The last time China’s currency sank as quickly as it has in recent weeks, panic ensued: traders rushed to hedge their yuan positions or speculate on further declines, global markets plunged, and policy makers in Beijing responded with heavy-handed intervention.
Now -- almost three years after China’s shock 2015 devaluation -- the response to yuan weakness is proving decidedly more subdued. While gauges of trader angst have ticked up, they’re a far cry from levels reached in 2015 and early 2016.
“I don’t see panic,” said Ryan Lam, the head of research at Shanghai Commercial Bank.

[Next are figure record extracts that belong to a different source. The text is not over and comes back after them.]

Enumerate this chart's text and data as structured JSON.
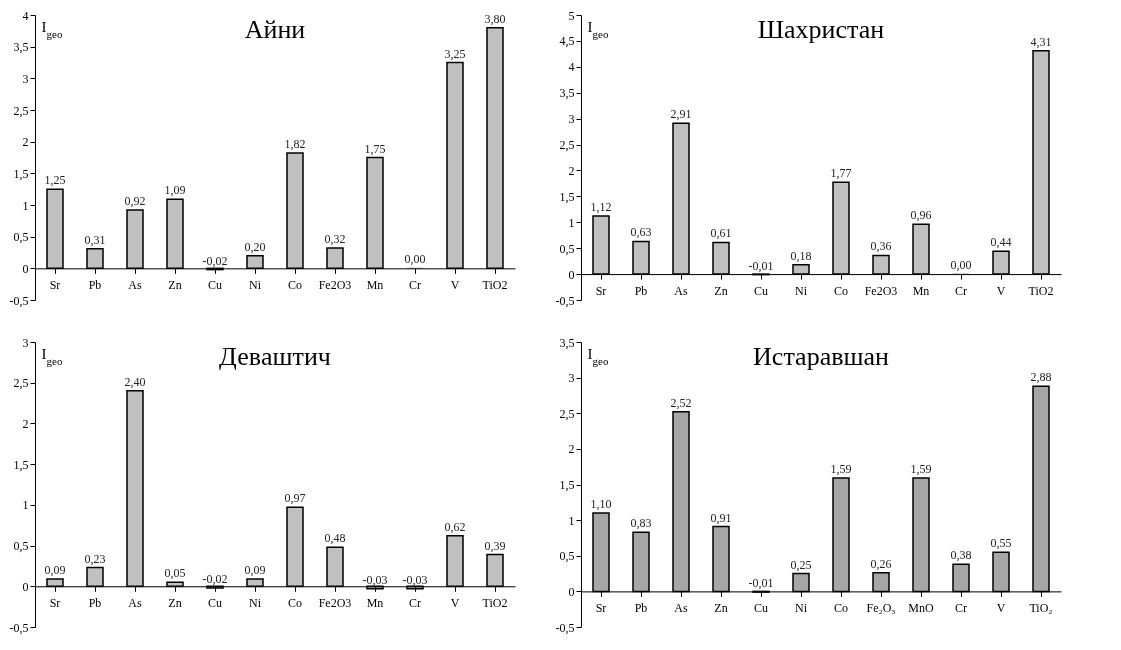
{
  "chart_data": [
    {
      "type": "bar",
      "title": "Айни",
      "ylabel": "I$_{geo}$",
      "categories": [
        "Sr",
        "Pb",
        "As",
        "Zn",
        "Cu",
        "Ni",
        "Co",
        "Fe2O3",
        "Mn",
        "Cr",
        "V",
        "TiO2"
      ],
      "values": [
        1.25,
        0.31,
        0.92,
        1.09,
        -0.02,
        0.2,
        1.82,
        0.32,
        1.75,
        0,
        3.25,
        3.8
      ],
      "value_labels": [
        "1,25",
        "0,31",
        "0,92",
        "1,09",
        "-0,02",
        "0,20",
        "1,82",
        "0,32",
        "1,75",
        "0,00",
        "3,25",
        "3,80"
      ],
      "color": "#c0c0c0",
      "ylim": [
        -0.5,
        4
      ],
      "yticks": [
        {
          "value": -0.5,
          "label": "-0,5"
        },
        0,
        {
          "value": 0.5,
          "label": "0,5"
        },
        1,
        {
          "value": 1.5,
          "label": "1,5"
        },
        2,
        {
          "value": 2.5,
          "label": "2,5"
        },
        3,
        {
          "value": 3.5,
          "label": "3,5"
        },
        4
      ]
    },
    {
      "type": "bar",
      "title": "Шахристан",
      "ylabel": "I$_{geo}$",
      "categories": [
        "Sr",
        "Pb",
        "As",
        "Zn",
        "Cu",
        "Ni",
        "Co",
        "Fe2O3",
        "Mn",
        "Cr",
        "V",
        "TiO2"
      ],
      "values": [
        1.12,
        0.63,
        2.91,
        0.61,
        -0.01,
        0.18,
        1.77,
        0.36,
        0.96,
        0,
        0.44,
        4.31
      ],
      "value_labels": [
        "1,12",
        "0,63",
        "2,91",
        "0,61",
        "-0,01",
        "0,18",
        "1,77",
        "0,36",
        "0,96",
        "0,00",
        "0,44",
        "4,31"
      ],
      "color": "#c0c0c0",
      "ylim": [
        -0.5,
        5
      ],
      "yticks": [
        {
          "value": -0.5,
          "label": "-0,5"
        },
        0,
        {
          "value": 0.5,
          "label": "0,5"
        },
        1,
        {
          "value": 1.5,
          "label": "1,5"
        },
        2,
        {
          "value": 2.5,
          "label": "2,5"
        },
        3,
        {
          "value": 3.5,
          "label": "3,5"
        },
        4,
        {
          "value": 4.5,
          "label": "4,5"
        },
        5
      ]
    },
    {
      "type": "bar",
      "title": "Девaштич",
      "ylabel": "I$_{geo}$",
      "categories": [
        "Sr",
        "Pb",
        "As",
        "Zn",
        "Cu",
        "Ni",
        "Co",
        "Fe2O3",
        "Mn",
        "Cr",
        "V",
        "TiO2"
      ],
      "values": [
        0.09,
        0.23,
        2.4,
        0.05,
        -0.02,
        0.09,
        0.97,
        0.48,
        -0.03,
        -0.03,
        0.62,
        0.39
      ],
      "value_labels": [
        "0,09",
        "0,23",
        "2,40",
        "0,05",
        "-0,02",
        "0,09",
        "0,97",
        "0,48",
        "-0,03",
        "-0,03",
        "0,62",
        "0,39"
      ],
      "color": "#c0c0c0",
      "ylim": [
        -0.5,
        3
      ],
      "yticks": [
        {
          "value": -0.5,
          "label": "-0,5"
        },
        0,
        {
          "value": 0.5,
          "label": "0,5"
        },
        1,
        {
          "value": 1.5,
          "label": "1,5"
        },
        2,
        {
          "value": 2.5,
          "label": "2,5"
        },
        3
      ]
    },
    {
      "type": "bar",
      "title": "Истаравшан",
      "ylabel": "I$_{geo}$",
      "categories": [
        "Sr",
        "Pb",
        "As",
        "Zn",
        "Cu",
        "Ni",
        "Co",
        "Fe₂O₃",
        "MnO",
        "Cr",
        "V",
        "TiO₂"
      ],
      "values": [
        1.1,
        0.83,
        2.52,
        0.91,
        -0.01,
        0.25,
        1.59,
        0.26,
        1.59,
        0.38,
        0.55,
        2.88
      ],
      "value_labels": [
        "1,10",
        "0,83",
        "2,52",
        "0,91",
        "-0,01",
        "0,25",
        "1,59",
        "0,26",
        "1,59",
        "0,38",
        "0,55",
        "2,88"
      ],
      "color": "#a6a6a6",
      "ylim": [
        -0.5,
        3.5
      ],
      "yticks": [
        {
          "value": -0.5,
          "label": "-0,5"
        },
        0,
        {
          "value": 0.5,
          "label": "0,5"
        },
        1,
        {
          "value": 1.5,
          "label": "1,5"
        },
        2,
        {
          "value": 2.5,
          "label": "2,5"
        },
        3,
        {
          "value": 3.5,
          "label": "3,5"
        }
      ]
    }
  ]
}
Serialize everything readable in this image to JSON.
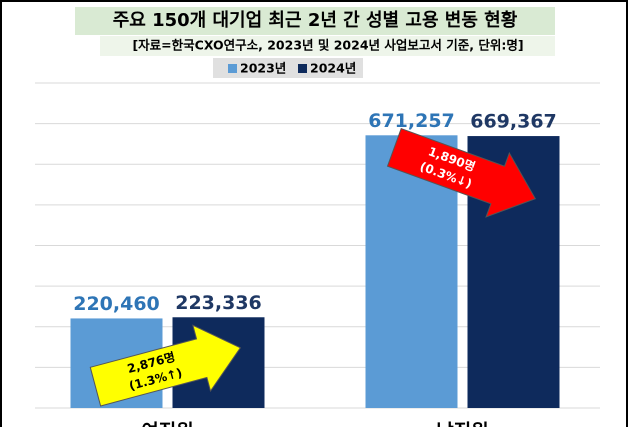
{
  "chart_data": {
    "type": "bar",
    "title": "주요 150개 대기업 최근 2년 간 성별 고용 변동 현황",
    "subtitle": "[자료=한국CXO연구소, 2023년 및 2024년 사업보고서 기준, 단위:명]",
    "categories": [
      "여직원",
      "남직원"
    ],
    "series": [
      {
        "name": "2023년",
        "color": "#5b9bd5",
        "values": [
          220460,
          671257
        ],
        "value_labels": [
          "220,460",
          "671,257"
        ]
      },
      {
        "name": "2024년",
        "color": "#0e2a5c",
        "values": [
          223336,
          669367
        ],
        "value_labels": [
          "223,336",
          "669,367"
        ]
      }
    ],
    "ylim": [
      0,
      800000
    ],
    "yticks": [
      0,
      100000,
      200000,
      300000,
      400000,
      500000,
      600000,
      700000,
      800000
    ],
    "grid": true,
    "annotations": [
      {
        "text": "2,876명",
        "subtext": "(1.3%↑)"
      },
      {
        "text": "1,890명",
        "subtext": "(0.3%↓)"
      }
    ]
  }
}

That could change, of course, if China’s economy shows further signs of deterioration amid the trade fight with the U.S. But for now, traders appear to have faith that the yuan’s slump won’t spiral out of control. That sentiment was underscored on Tuesday as the currency rebounded from an 11-month low, buoyed by reassurances from Chinese central bankers that they will keep their nation’s currency stable and not deploy it as a weapon in the trade conflict with the U.S.
Below are six charts showing how key yuan indicators have evolved since the devaluation rocked assets around the world:
The offshore yuan’s three-month risk reversal -- a gauge of traders’ willingness to bet against the yuan in the options market -- is still well below levels reached in 2015 and 2016. While yuan options volume has jumped, bearish positioning has yet to reach extremes.
The yuan’s one-month implied volatility shows traders are pricing in the prospect of larger swings in the currency, but the metric has been higher than current levels several times over the past few years.
Action in the forwards market is markedly different than in the wake of the 2015 devaluation, with 12-month forward points declining to multi-year lows. That suggests there’s been no rush to finance bearish bets.
Funding costs in the offshore yuan market remain low, suggesting the PBOC hasn’t tried to tighten cash supply this time around, a form of intervention. Mopping up liquidity is one way to burn yuan bears by making it expensive to short the currency.
The offshore yuan has been trading basically in line with the onshore exchange rate, reflecting limited bearish bets in the overseas market. The gap was more than six times larger at the start of 2016.
Foreign investors increased their holdings of onshore Chinese bonds for a record 16 straight months in June. Expectations that they’ll keep buying has helped bolster confidence in the yuan, according to Christy Tan, head of markets strategy at National Australia Bank in Singapore. Foreign purchases briefly declined after the yuan devaluation three years ago.